# Second derivative test for a function of two variables

This article describes an analogue for functions of multiple variables of the following term/fact/notion for functions of one variable: second derivative test
This article describes a test that can be used to determine whether a point in the domain of a function gives a point of local, endpoint, or absolute (global) maximum or minimum of the function, and/or to narrow down the possibilities for points where such maxima or minima occur.
View a complete list of such tests

## Statement

Suppose $f$ is a function of two variables $x,y$. Suppose $(x_0,y_0)$ is a point in the domain of $f$ such that both the first-order partial derivatives at the point are zero, i.e., $f_x(x_0,y_0) = f_y(x_0,y_0) = 0$.

Suppose that all the second-order partial derivatives (pure and mixed) for $f$ exist and are continuous at and around $(x_0,y_0)$. Note that by Clairaut's theorem on equality of mixed partials, this implies that $f_{xy}(x_0,y_0) = f_{yx}(x_0,y_0)$.
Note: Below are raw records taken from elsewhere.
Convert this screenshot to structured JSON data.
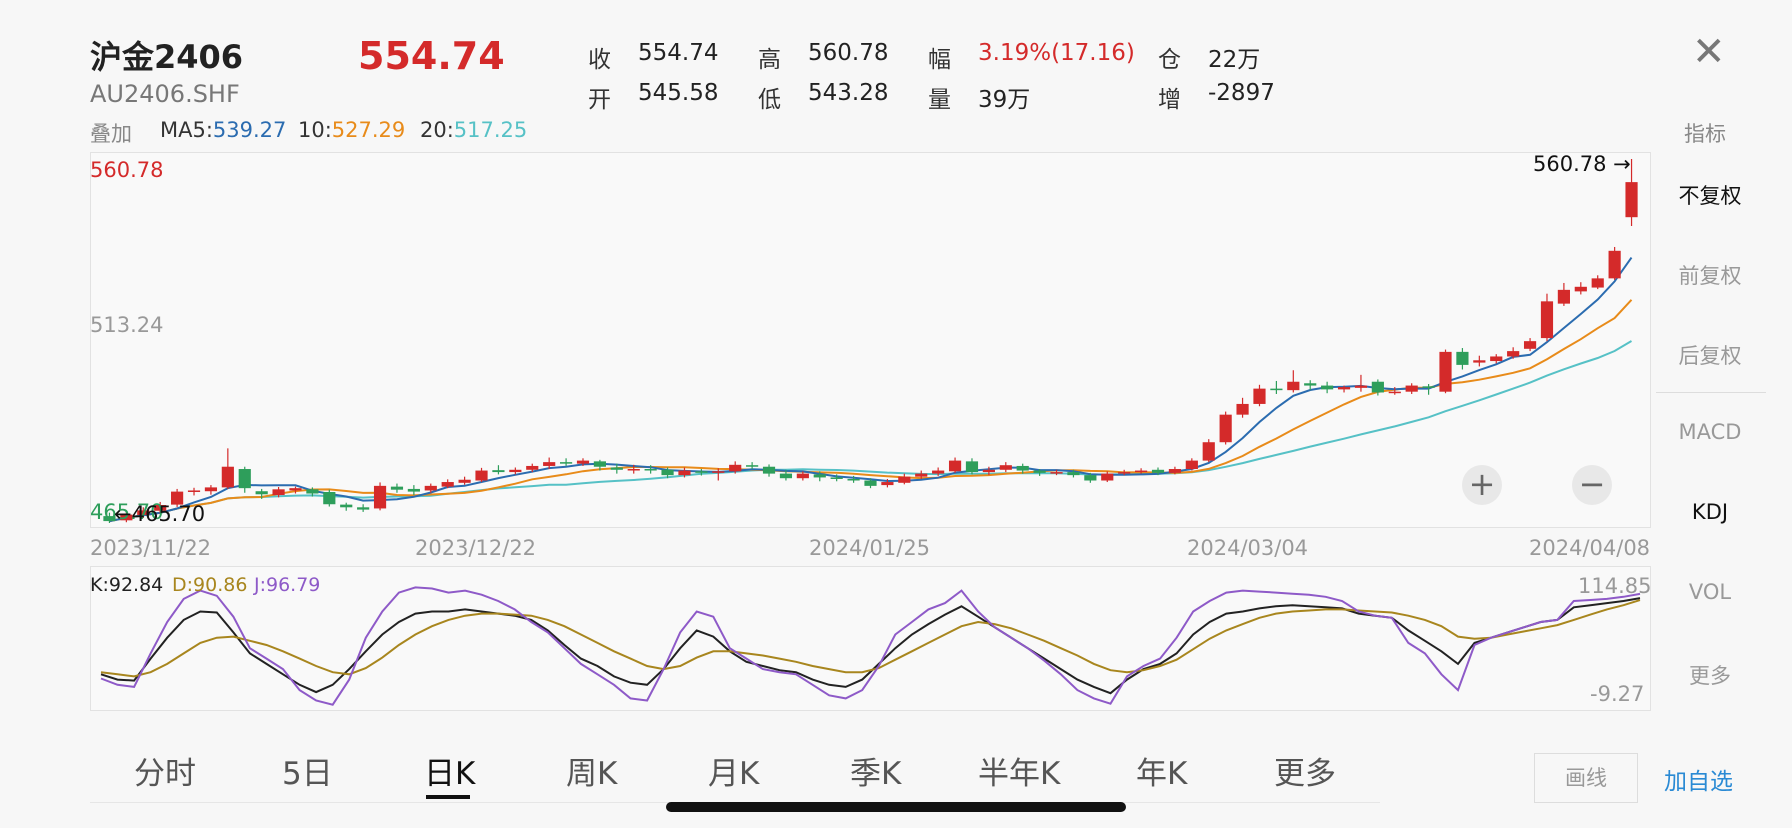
{
  "header": {
    "title": "沪金2406",
    "code": "AU2406.SHF",
    "price": "554.74",
    "close_icon": "close-icon"
  },
  "quote": {
    "close_label": "收",
    "close_value": "554.74",
    "open_label": "开",
    "open_value": "545.58",
    "high_label": "高",
    "high_value": "560.78",
    "low_label": "低",
    "low_value": "543.28",
    "change_label": "幅",
    "change_value": "3.19%(17.16)",
    "volume_label": "量",
    "volume_value": "39万",
    "position_label": "仓",
    "position_value": "22万",
    "increase_label": "增",
    "increase_value": "-2897"
  },
  "ma": {
    "overlay_label": "叠加",
    "ma5_label": "MA5:",
    "ma5_value": "539.27",
    "ma10_label": "10:",
    "ma10_value": "527.29",
    "ma20_label": "20:",
    "ma20_value": "517.25",
    "indicator_label": "指标"
  },
  "colors": {
    "up": "#d42a2a",
    "down": "#2e9e5b",
    "ma5": "#2b6cb0",
    "ma10": "#e88b1a",
    "ma20": "#56c1c6",
    "k": "#222222",
    "d": "#a8861e",
    "j": "#8e5ac8",
    "accent": "#2a8ad4"
  },
  "chart_data": [
    {
      "type": "candlestick",
      "y_labels": [
        "560.78",
        "513.24"
      ],
      "high_annotation": "560.78",
      "low_annotation": "465.70",
      "x_labels": [
        "2023/11/22",
        "2023/12/22",
        "2024/01/25",
        "2024/03/04",
        "2024/04/08"
      ],
      "ylim": [
        465.7,
        560.78
      ],
      "candles": [
        {
          "o": 467.5,
          "c": 466.2,
          "h": 468.4,
          "l": 465.7
        },
        {
          "o": 466.4,
          "c": 467.9,
          "h": 468.6,
          "l": 465.9
        },
        {
          "o": 467.8,
          "c": 469.0,
          "h": 469.8,
          "l": 467.0
        },
        {
          "o": 468.9,
          "c": 470.4,
          "h": 471.2,
          "l": 468.2
        },
        {
          "o": 470.5,
          "c": 473.9,
          "h": 474.6,
          "l": 469.9
        },
        {
          "o": 473.8,
          "c": 474.2,
          "h": 474.9,
          "l": 472.9
        },
        {
          "o": 474.0,
          "c": 475.0,
          "h": 475.6,
          "l": 473.1
        },
        {
          "o": 475.0,
          "c": 480.4,
          "h": 485.2,
          "l": 474.6
        },
        {
          "o": 479.8,
          "c": 474.8,
          "h": 480.4,
          "l": 473.6
        },
        {
          "o": 474.0,
          "c": 473.2,
          "h": 474.6,
          "l": 472.0
        },
        {
          "o": 473.0,
          "c": 474.5,
          "h": 475.1,
          "l": 472.4
        },
        {
          "o": 474.2,
          "c": 474.8,
          "h": 475.2,
          "l": 473.4
        },
        {
          "o": 474.5,
          "c": 473.4,
          "h": 475.0,
          "l": 472.6
        },
        {
          "o": 473.8,
          "c": 470.6,
          "h": 474.4,
          "l": 470.0
        },
        {
          "o": 470.5,
          "c": 469.8,
          "h": 471.0,
          "l": 468.9
        },
        {
          "o": 469.8,
          "c": 469.2,
          "h": 470.6,
          "l": 468.6
        },
        {
          "o": 469.5,
          "c": 475.4,
          "h": 476.3,
          "l": 469.0
        },
        {
          "o": 475.2,
          "c": 474.4,
          "h": 476.0,
          "l": 473.6
        },
        {
          "o": 474.6,
          "c": 473.9,
          "h": 475.6,
          "l": 473.0
        },
        {
          "o": 474.2,
          "c": 475.4,
          "h": 476.0,
          "l": 473.6
        },
        {
          "o": 475.2,
          "c": 476.4,
          "h": 477.1,
          "l": 474.8
        },
        {
          "o": 476.2,
          "c": 477.0,
          "h": 477.8,
          "l": 475.7
        },
        {
          "o": 476.8,
          "c": 479.4,
          "h": 480.1,
          "l": 476.4
        },
        {
          "o": 479.5,
          "c": 479.0,
          "h": 480.8,
          "l": 478.4
        },
        {
          "o": 479.0,
          "c": 479.6,
          "h": 480.2,
          "l": 478.4
        },
        {
          "o": 479.6,
          "c": 480.6,
          "h": 481.2,
          "l": 479.0
        },
        {
          "o": 480.6,
          "c": 481.6,
          "h": 482.8,
          "l": 479.8
        },
        {
          "o": 481.6,
          "c": 481.2,
          "h": 482.6,
          "l": 480.6
        },
        {
          "o": 481.2,
          "c": 482.0,
          "h": 482.6,
          "l": 480.6
        },
        {
          "o": 481.8,
          "c": 480.4,
          "h": 482.2,
          "l": 479.4
        },
        {
          "o": 480.2,
          "c": 479.6,
          "h": 481.2,
          "l": 478.6
        },
        {
          "o": 479.7,
          "c": 479.8,
          "h": 480.9,
          "l": 478.6
        },
        {
          "o": 479.8,
          "c": 479.6,
          "h": 480.8,
          "l": 478.6
        },
        {
          "o": 479.6,
          "c": 478.2,
          "h": 480.2,
          "l": 477.4
        },
        {
          "o": 478.2,
          "c": 479.4,
          "h": 480.2,
          "l": 477.6
        },
        {
          "o": 479.2,
          "c": 478.8,
          "h": 479.8,
          "l": 478.1
        },
        {
          "o": 478.8,
          "c": 479.2,
          "h": 480.0,
          "l": 476.8
        },
        {
          "o": 479.2,
          "c": 480.9,
          "h": 481.8,
          "l": 478.6
        },
        {
          "o": 480.8,
          "c": 480.4,
          "h": 481.6,
          "l": 479.8
        },
        {
          "o": 480.4,
          "c": 478.6,
          "h": 481.0,
          "l": 477.8
        },
        {
          "o": 478.6,
          "c": 477.4,
          "h": 479.6,
          "l": 476.8
        },
        {
          "o": 477.4,
          "c": 478.6,
          "h": 479.2,
          "l": 476.8
        },
        {
          "o": 478.4,
          "c": 477.6,
          "h": 479.2,
          "l": 476.6
        },
        {
          "o": 477.6,
          "c": 477.2,
          "h": 478.4,
          "l": 476.6
        },
        {
          "o": 477.2,
          "c": 476.8,
          "h": 478.0,
          "l": 476.2
        },
        {
          "o": 476.8,
          "c": 475.4,
          "h": 477.4,
          "l": 474.8
        },
        {
          "o": 475.6,
          "c": 476.4,
          "h": 477.2,
          "l": 475.0
        },
        {
          "o": 476.2,
          "c": 477.8,
          "h": 478.6,
          "l": 475.8
        },
        {
          "o": 477.8,
          "c": 478.6,
          "h": 479.4,
          "l": 477.2
        },
        {
          "o": 478.6,
          "c": 479.4,
          "h": 480.2,
          "l": 478.0
        },
        {
          "o": 479.2,
          "c": 482.0,
          "h": 482.8,
          "l": 478.8
        },
        {
          "o": 481.8,
          "c": 479.0,
          "h": 482.6,
          "l": 478.4
        },
        {
          "o": 479.0,
          "c": 479.6,
          "h": 480.4,
          "l": 478.2
        },
        {
          "o": 479.6,
          "c": 480.8,
          "h": 481.6,
          "l": 479.0
        },
        {
          "o": 480.6,
          "c": 479.4,
          "h": 481.2,
          "l": 478.6
        },
        {
          "o": 479.4,
          "c": 478.8,
          "h": 479.8,
          "l": 478.0
        },
        {
          "o": 478.8,
          "c": 479.0,
          "h": 479.6,
          "l": 478.2
        },
        {
          "o": 479.0,
          "c": 478.2,
          "h": 479.6,
          "l": 477.6
        },
        {
          "o": 478.2,
          "c": 476.8,
          "h": 478.8,
          "l": 476.2
        },
        {
          "o": 476.8,
          "c": 478.6,
          "h": 479.2,
          "l": 476.4
        },
        {
          "o": 478.6,
          "c": 479.0,
          "h": 479.6,
          "l": 478.2
        },
        {
          "o": 479.0,
          "c": 479.4,
          "h": 480.0,
          "l": 478.6
        },
        {
          "o": 479.6,
          "c": 478.8,
          "h": 480.2,
          "l": 478.2
        },
        {
          "o": 478.8,
          "c": 479.8,
          "h": 480.4,
          "l": 478.4
        },
        {
          "o": 479.8,
          "c": 482.0,
          "h": 482.6,
          "l": 479.4
        },
        {
          "o": 482.0,
          "c": 486.8,
          "h": 487.6,
          "l": 481.6
        },
        {
          "o": 486.8,
          "c": 494.0,
          "h": 494.8,
          "l": 486.2
        },
        {
          "o": 494.0,
          "c": 496.8,
          "h": 498.4,
          "l": 493.2
        },
        {
          "o": 496.8,
          "c": 500.8,
          "h": 501.8,
          "l": 496.2
        },
        {
          "o": 500.8,
          "c": 500.4,
          "h": 502.8,
          "l": 499.4
        },
        {
          "o": 500.4,
          "c": 502.6,
          "h": 505.6,
          "l": 499.8
        },
        {
          "o": 502.2,
          "c": 501.6,
          "h": 503.0,
          "l": 500.4
        },
        {
          "o": 501.6,
          "c": 500.6,
          "h": 502.6,
          "l": 499.6
        },
        {
          "o": 500.6,
          "c": 501.2,
          "h": 501.6,
          "l": 499.8
        },
        {
          "o": 501.0,
          "c": 501.6,
          "h": 504.4,
          "l": 500.0
        },
        {
          "o": 502.6,
          "c": 499.8,
          "h": 503.2,
          "l": 499.0
        },
        {
          "o": 499.8,
          "c": 500.0,
          "h": 501.2,
          "l": 499.2
        },
        {
          "o": 500.0,
          "c": 501.6,
          "h": 502.2,
          "l": 499.4
        },
        {
          "o": 501.4,
          "c": 501.0,
          "h": 502.0,
          "l": 499.2
        },
        {
          "o": 500.0,
          "c": 510.4,
          "h": 511.0,
          "l": 499.6
        },
        {
          "o": 510.4,
          "c": 507.0,
          "h": 511.4,
          "l": 505.8
        },
        {
          "o": 507.6,
          "c": 508.2,
          "h": 509.4,
          "l": 506.6
        },
        {
          "o": 508.0,
          "c": 509.2,
          "h": 509.8,
          "l": 507.4
        },
        {
          "o": 509.2,
          "c": 510.6,
          "h": 511.6,
          "l": 508.6
        },
        {
          "o": 511.2,
          "c": 513.2,
          "h": 514.0,
          "l": 510.6
        },
        {
          "o": 514.0,
          "c": 523.6,
          "h": 525.6,
          "l": 513.2
        },
        {
          "o": 523.0,
          "c": 526.6,
          "h": 528.4,
          "l": 522.4
        },
        {
          "o": 526.2,
          "c": 527.4,
          "h": 528.6,
          "l": 525.4
        },
        {
          "o": 527.2,
          "c": 529.6,
          "h": 530.4,
          "l": 526.8
        },
        {
          "o": 529.6,
          "c": 536.8,
          "h": 537.8,
          "l": 529.2
        },
        {
          "o": 545.58,
          "c": 554.74,
          "h": 560.78,
          "l": 543.28
        }
      ]
    },
    {
      "type": "line",
      "title_labels": [
        "K:92.84",
        "D:90.86",
        "J:96.79"
      ],
      "y_labels": [
        "114.85",
        "-9.27"
      ],
      "ylim": [
        -9.27,
        114.85
      ],
      "series": [
        {
          "name": "K",
          "values": [
            20,
            15,
            14,
            35,
            55,
            72,
            80,
            79,
            60,
            40,
            30,
            20,
            10,
            3,
            10,
            25,
            42,
            58,
            70,
            78,
            80,
            80,
            82,
            80,
            78,
            76,
            72,
            62,
            48,
            35,
            28,
            18,
            12,
            10,
            25,
            45,
            62,
            56,
            42,
            32,
            28,
            24,
            22,
            15,
            10,
            8,
            15,
            30,
            45,
            58,
            68,
            77,
            85,
            75,
            65,
            55,
            45,
            35,
            25,
            15,
            8,
            2,
            15,
            25,
            30,
            40,
            58,
            70,
            78,
            80,
            83,
            85,
            86,
            85,
            84,
            83,
            78,
            76,
            74,
            62,
            52,
            42,
            30,
            50,
            55,
            60,
            65,
            70,
            72,
            84,
            86,
            88,
            90,
            92.84
          ]
        },
        {
          "name": "D",
          "values": [
            22,
            20,
            18,
            22,
            30,
            40,
            50,
            55,
            56,
            52,
            48,
            42,
            35,
            28,
            22,
            20,
            26,
            36,
            48,
            58,
            66,
            72,
            76,
            78,
            78,
            77,
            76,
            72,
            66,
            58,
            50,
            42,
            35,
            28,
            25,
            28,
            36,
            42,
            42,
            40,
            38,
            35,
            32,
            28,
            25,
            22,
            22,
            26,
            34,
            42,
            50,
            58,
            66,
            70,
            68,
            64,
            58,
            52,
            45,
            38,
            30,
            24,
            22,
            24,
            28,
            34,
            44,
            54,
            62,
            68,
            74,
            78,
            80,
            81,
            82,
            82,
            81,
            80,
            79,
            76,
            72,
            66,
            56,
            54,
            55,
            58,
            61,
            64,
            67,
            72,
            77,
            82,
            86,
            90.86
          ]
        },
        {
          "name": "J",
          "values": [
            16,
            10,
            8,
            40,
            70,
            92,
            100,
            95,
            75,
            45,
            35,
            25,
            5,
            -5,
            -9,
            15,
            55,
            80,
            98,
            103,
            102,
            98,
            100,
            96,
            90,
            82,
            70,
            60,
            45,
            30,
            20,
            10,
            -3,
            -5,
            25,
            60,
            80,
            75,
            45,
            35,
            25,
            22,
            20,
            10,
            0,
            -3,
            5,
            28,
            58,
            70,
            82,
            88,
            100,
            80,
            65,
            55,
            45,
            33,
            20,
            5,
            -3,
            -8,
            18,
            28,
            35,
            55,
            80,
            90,
            98,
            100,
            99,
            98,
            97,
            96,
            94,
            90,
            80,
            76,
            74,
            50,
            40,
            20,
            5,
            48,
            55,
            60,
            65,
            70,
            72,
            90,
            91,
            92,
            94,
            96.79
          ]
        }
      ]
    }
  ],
  "annotations": {
    "kline_high": "560.78 →",
    "kline_low": "←465.70",
    "kline_y_top": "560.78",
    "kline_y_mid": "513.24",
    "kline_y_bottom": "465.70"
  },
  "sidebar": {
    "items": [
      "不复权",
      "前复权",
      "后复权",
      "MACD",
      "KDJ",
      "VOL",
      "更多"
    ]
  },
  "zoom": {
    "plus": "+",
    "minus": "−"
  },
  "tabs": [
    "分时",
    "5日",
    "日K",
    "周K",
    "月K",
    "季K",
    "半年K",
    "年K",
    "更多"
  ],
  "bottom": {
    "draw_button": "画线",
    "add_fav": "加自选"
  }
}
The second derivative test helps us determine whether $f$ has a local maximum at $(x_0,y_0)$, a local minimum at $(x_0,y_0)$, or a saddle point at $(x_0,y_0)$.

First, consider the Hessian determinant of $f$ at $(x_0,y_0)$, which we define as:

$D = f_{xx}(x_0,y_0)f_{yy}(x_0,y_0) - (f_{xy}(x_0,y_0))^2$

Note that this is the determinant of the Hessian matrix:

$H(f)(x_0,y_0) = \begin{pmatrix} f_{xx}(x_0,y_0) & f_{xy}(x_0,y_0) \\ f_{yx}(x_0,y_0) & f_{yy}(x_0,y_0) \\\end{pmatrix}$

We now have the following:

Case Local maximum, local minimum, saddle point, or none of these? Interpretation in terms of second derivative test for a function of multiple variables
$D < 0$ Saddle point The Hessian matrix is neither positive semidefinite nor negative semidefinite.
$D > 0$ and $f_{xx}(x_0,y_0) > 0$ (note that these together also force $f_{yy}(x_0,y_0) > 0$) Local minimum (reasoning similar to the single-variable second derivative test) The Hessian matrix is positive definite.
$D > 0$ and $f_{xx}(x_0,y_0) < 0$ (note that these together also force $f_{yy}(x_0,y_0) < 0$) Local maximum (reasoning similar to the single-variable second derivative test) The Hessian matrix is negative definite.
$D = 0$ and one or both of $f_{xx}(x_0,y_0)$ and $f_{yy}(x_0,y_0)$ is positive (note that if one of them is positive, the other one is either positive or zero) Inconclusive, but we can rule out the possibility of being a local maximum. The Hessian matrix is positive semidefinite but not positive definite.
$D = 0$ and one or both of $f_{xx}(x_0,y_0)$ and $f_{yy}(x_0,y_0)$ is negative (note that if one of them is negative, the other one is either negative or zero) Inconclusive, but we can rule out the possibility of being a local minimum The Hessian matrix is negative semidefinite but not negative definite.
All entries of the Hessian matrix are zero, i.e., $f_{xx}(x_0,y_0), f_{yy}(x_0,y_0), f_{xy}(x_0,y_0)$ are all zero Inconclusive. No possibility can be ruled out. The Hessian matrix is both positive semidefinite and negative semidefinite. Basically, we can't say anything.